Nowadays, artificial intelligence (AI) has ascended as the new frontier of geopolitics. China is positioning AI as a pillar of economic and diplomatic strategy, promoting cutting-edge research and technical standards. France has made great strides in AI governance, advancing regulations and ethical norms. Public diplomacy is where these paths meet: Beijing and Paris both seek to persuade global publics about the trustworthiness and legitimacy of their respective approaches to AI. Parallel to their race in innovation is the contestation around narratives and norms.

Against this evolving backdrop, this project presents an in-depth comparative analysis of French and Chinese digital public diplomacy, with a special focus on AI as a contested terrain. It examines at once the two countries’ cooperation and their competition in AI leadership and innovation. Utilizing a set of qualitative and quantitative methods, we will map out the key actors, their messaging, as well as the public reception, both online and offline. The project is intended not only to advance academic scholarship, but also to inform a broad, non-specialist audience.
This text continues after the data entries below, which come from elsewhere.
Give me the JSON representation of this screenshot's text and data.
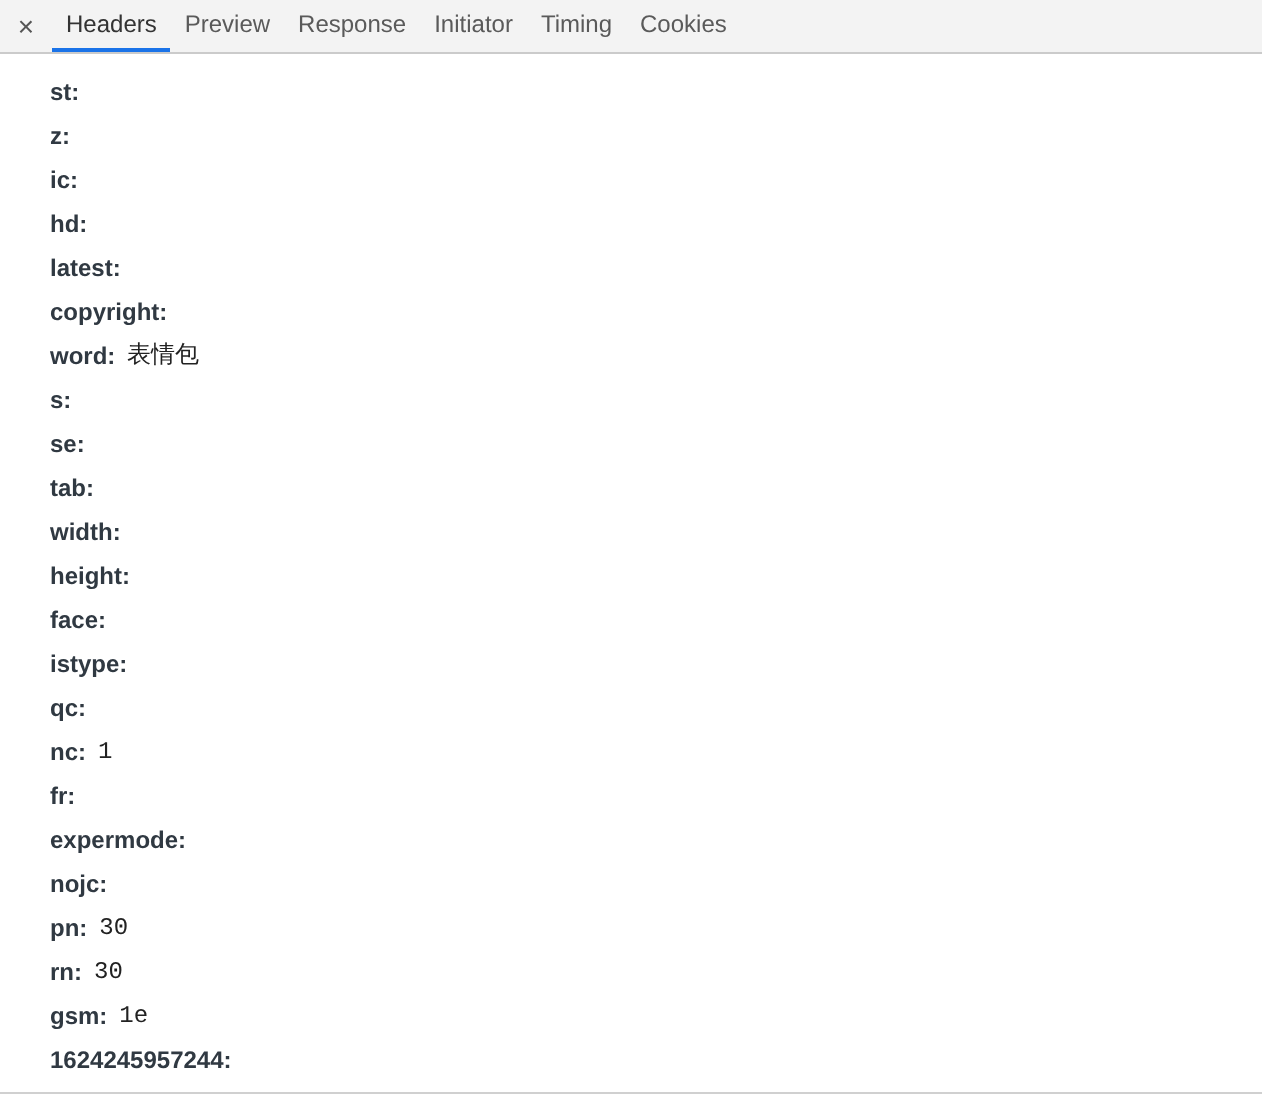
{
  "tabs": [
    {
      "label": "Headers",
      "selected": true
    },
    {
      "label": "Preview",
      "selected": false
    },
    {
      "label": "Response",
      "selected": false
    },
    {
      "label": "Initiator",
      "selected": false
    },
    {
      "label": "Timing",
      "selected": false
    },
    {
      "label": "Cookies",
      "selected": false
    }
  ],
  "close": "×",
  "params": [
    {
      "name": "st:"
    },
    {
      "name": "z:"
    },
    {
      "name": "ic:"
    },
    {
      "name": "hd:"
    },
    {
      "name": "latest:"
    },
    {
      "name": "copyright:"
    },
    {
      "name": "word:",
      "value": "表情包"
    },
    {
      "name": "s:"
    },
    {
      "name": "se:"
    },
    {
      "name": "tab:"
    },
    {
      "name": "width:"
    },
    {
      "name": "height:"
    },
    {
      "name": "face:"
    },
    {
      "name": "istype:"
    },
    {
      "name": "qc:"
    },
    {
      "name": "nc:",
      "value": "1"
    },
    {
      "name": "fr:"
    },
    {
      "name": "expermode:"
    },
    {
      "name": "nojc:"
    },
    {
      "name": "pn:",
      "value": "30"
    },
    {
      "name": "rn:",
      "value": "30"
    },
    {
      "name": "gsm:",
      "value": "1e"
    },
    {
      "name": "1624245957244:"
    }
  ]
}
Our project argues that digital public diplomacy is no longer just about “getting the message out.” It is an arena where nation-states compete to define problems, set rules, and build legitimacy in the eyes of global publics. France and China offer contrasting pathways to the same goal: shaping the global AI infrastructures and standards from technical, legal, and narrative perspectives. By illuminating those pathways through rigorous and accessible research, the project enables the general public to scrutinize claims, assess policy choices, and take part in the conversations that will shape how diplomacy works in the digital age.